CETA, Trump and Brexit: An Opportunity for Ireland and Canada

CETA, Trump and Brexit: An Opportunity for Ireland and Canada
Standing alongside his European counterparts in Brussels on Oct. 30, Prime Minister Justin Trudeau snatched victory from defeat by having the Comprehensive and Economic Trade Agreement approved at the 11th hour. 

While much has been said about the seven years it took to negotiate the deal, absent from the commentary was that Trudeau, some 45 years later, has managed to fulfil a policy promoted by his father Pierre Trudeau’s government in the early 1970s. Known then as The Third Option, it aimed to promote more diversification of bilateral trade agreements with blocks such as Europe to lessen U.S. economic and cultural influence on Canada. 

Given Donald Trump’s recent election as U.S. president and his protectionist musings about renegotiating NAFTA (although, hopefully, not the Canada-U.S. Free Trade Agreement that precedes it), the signing of CETA comes at no better time for Canada.

Key features of CETA include removing 98 per cent of customs duties, ending restrictions on open access to public procurement contracts, opening up of the services market, offering predictable conditions for investors and helping prevent illegal copying of EU innovations and traditional products, as well as removing requirements for visiting work visas. 

As a result, Canada will be one of the only developed countries in the world with guaranteed preferential access to the marketplace of almost one billion consumers in North America and the EU — representing more than half of the world’s output of goods and services.

Why Ireland?

For feisty Canadian startups that would have previously defaulted to the U.K. pre-Brexit, there are myriad arguments to establish themselves in Ireland. For established Canadian companies in the U.K., they should be, at a minimum, planning to create a parallel EU structure to ensure continued access to the market post-Brexit — and there is no better place to do that than Ireland.

The benefits establishing operations in Ireland are many — English-speaking, common law system, competitive corporate tax regime and a geographic location almost between both continents. However, it is the young and educated workforce that makes it the most appealing for companies.  Ireland is home to roughly 1,000 major corporations, including the likes of HP, LinkedIn, Facebook, Twitter and more — in fact, Facebook operates in 40 languages out of its offices in Dublin alone.

Since 2006, Canada and Ireland have been subject to a double-taxation treaty and Ireland provides unilateral relief on the payment of interest and dividends to tax treaty countries. As a result, any such payments from an Irish company to a Canadian parent can be made without withholding taxes. For payments from Canada to Ireland, while withholding taxes apply, credit for any Canadian tax withheld is available against any Irish tax liability.

Why Canada?

The U.S. has always been the default for Irish companies looking to expand in North America. However, there are growing reasons why Canada should also be considered.
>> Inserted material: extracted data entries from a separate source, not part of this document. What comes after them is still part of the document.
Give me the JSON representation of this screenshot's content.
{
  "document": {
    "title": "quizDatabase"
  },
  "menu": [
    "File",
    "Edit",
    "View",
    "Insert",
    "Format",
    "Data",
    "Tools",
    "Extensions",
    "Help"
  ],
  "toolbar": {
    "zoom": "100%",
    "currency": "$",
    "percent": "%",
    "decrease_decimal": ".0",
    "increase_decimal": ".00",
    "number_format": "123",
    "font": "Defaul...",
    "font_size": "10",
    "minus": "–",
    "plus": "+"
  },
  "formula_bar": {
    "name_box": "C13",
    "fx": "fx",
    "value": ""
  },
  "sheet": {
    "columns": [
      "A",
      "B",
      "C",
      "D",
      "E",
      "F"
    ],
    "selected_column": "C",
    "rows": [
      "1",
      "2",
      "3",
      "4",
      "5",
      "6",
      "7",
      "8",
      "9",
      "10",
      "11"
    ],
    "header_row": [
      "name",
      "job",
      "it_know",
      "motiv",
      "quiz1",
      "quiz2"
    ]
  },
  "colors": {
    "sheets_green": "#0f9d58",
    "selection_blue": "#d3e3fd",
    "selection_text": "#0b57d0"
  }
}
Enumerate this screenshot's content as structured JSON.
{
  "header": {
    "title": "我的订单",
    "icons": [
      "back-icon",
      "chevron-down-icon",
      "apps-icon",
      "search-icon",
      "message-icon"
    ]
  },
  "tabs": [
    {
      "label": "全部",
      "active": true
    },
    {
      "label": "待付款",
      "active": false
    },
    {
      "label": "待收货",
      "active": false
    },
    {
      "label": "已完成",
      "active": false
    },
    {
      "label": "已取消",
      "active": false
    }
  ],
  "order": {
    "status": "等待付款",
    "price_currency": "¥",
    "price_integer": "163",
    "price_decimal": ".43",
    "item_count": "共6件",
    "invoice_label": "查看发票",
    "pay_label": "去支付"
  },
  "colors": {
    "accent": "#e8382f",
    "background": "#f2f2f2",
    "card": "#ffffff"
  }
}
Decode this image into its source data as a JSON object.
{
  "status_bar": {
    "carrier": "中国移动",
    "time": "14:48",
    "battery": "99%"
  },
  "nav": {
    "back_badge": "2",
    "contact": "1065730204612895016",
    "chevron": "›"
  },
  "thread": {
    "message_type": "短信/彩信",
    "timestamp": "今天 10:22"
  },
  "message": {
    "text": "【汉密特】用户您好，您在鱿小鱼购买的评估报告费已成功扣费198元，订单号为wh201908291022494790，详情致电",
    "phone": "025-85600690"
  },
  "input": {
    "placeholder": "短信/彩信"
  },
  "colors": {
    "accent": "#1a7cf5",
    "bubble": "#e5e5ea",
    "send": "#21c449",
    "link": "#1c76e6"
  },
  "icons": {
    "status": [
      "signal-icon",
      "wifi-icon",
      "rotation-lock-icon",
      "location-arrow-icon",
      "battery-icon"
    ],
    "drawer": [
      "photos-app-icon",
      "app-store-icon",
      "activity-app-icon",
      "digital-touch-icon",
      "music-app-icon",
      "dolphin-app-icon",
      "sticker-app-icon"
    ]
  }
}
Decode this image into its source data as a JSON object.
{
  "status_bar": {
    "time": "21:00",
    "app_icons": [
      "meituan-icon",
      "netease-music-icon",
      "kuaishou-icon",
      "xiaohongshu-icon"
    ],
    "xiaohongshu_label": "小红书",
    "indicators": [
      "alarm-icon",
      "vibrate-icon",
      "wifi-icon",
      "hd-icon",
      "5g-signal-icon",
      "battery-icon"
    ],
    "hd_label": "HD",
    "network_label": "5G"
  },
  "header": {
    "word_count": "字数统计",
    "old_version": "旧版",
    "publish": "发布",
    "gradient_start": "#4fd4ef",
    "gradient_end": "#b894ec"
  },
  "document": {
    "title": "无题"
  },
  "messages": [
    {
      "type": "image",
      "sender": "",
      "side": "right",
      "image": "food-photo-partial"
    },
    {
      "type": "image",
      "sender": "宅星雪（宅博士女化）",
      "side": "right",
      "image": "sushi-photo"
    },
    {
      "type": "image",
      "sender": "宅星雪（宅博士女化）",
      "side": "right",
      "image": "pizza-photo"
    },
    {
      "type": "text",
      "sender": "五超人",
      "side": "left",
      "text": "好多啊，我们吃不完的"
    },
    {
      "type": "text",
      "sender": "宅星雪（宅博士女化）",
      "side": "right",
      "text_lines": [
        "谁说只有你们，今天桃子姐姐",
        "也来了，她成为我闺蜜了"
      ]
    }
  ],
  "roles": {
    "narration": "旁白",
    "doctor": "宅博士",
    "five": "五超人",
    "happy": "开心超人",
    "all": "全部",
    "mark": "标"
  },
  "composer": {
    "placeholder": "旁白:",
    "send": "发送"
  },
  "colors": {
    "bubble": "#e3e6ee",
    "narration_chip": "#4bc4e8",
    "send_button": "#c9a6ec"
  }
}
With new direct flights to Toronto, Vancouver and, hopefully, Montreal on the horizon, and Dublin Airport one of the busiest in Europe, connectivity is easy. 

There are only certain areas of the world that provide the right mix of talent, R&D and capital that make high-tech clusters work. Whether it is the MaRS Discovery District and Ryerson DMZ in Toronto, Communitech in Kitchener-Waterloo, District 3 in Montreal or Vancouver’s Launch Academy, these Canadian innovation hubs mirror the same high-growth tech clusters that have been developed in Dublin — providing the foundation for innovative synergies.

Via a process of substantial transformation, EU companies can “add value” to European products imported to Canada, which can then be traded, tariff-free, with the U.S. under NAFTA and/or the Canada-U.S. Free Trade Agreement.

Finally, the public-funded health-care system combined with corporate tax rates — which have been consistently lowered over the past 15 years —  make Canada competitive and attractive for employers.

Recent Ireland-Canada investment

The encouraging story over the past 24 months is that the investments made between Canada and Ireland are both large and small and span many sectors: whether it be the €450m acquisition of Topaz by Couche-Tard; the acquisition of Whitegate refinery by Irving Oil; the €41m acquisition of All Seasons Mushrooms by Fyffes; the €5.5m investment by Canadian firm Mark Anthony Brands in Glendalough Distillery; or the establishment of Canadian firm Shopify in Galway, creating 50 jobs.

The story continues with the acquisition by Canadian firm Greystone of a 51-per-cent stake in the Ballycadden Wind Farm and the acquisition of Dublin-based Brown Bag Films by 9 Story Media Group.

For Ireland and Canada, now is the time to reset our default positions.
Chris Collenette is a Canadian living in Ireland for nearly 10 years and is responsible for the Canada Desk at the Dublin law firm Philip Lee. Collenette previously worked as an advisor to former Canadian Prime Minister Jean Chrétien.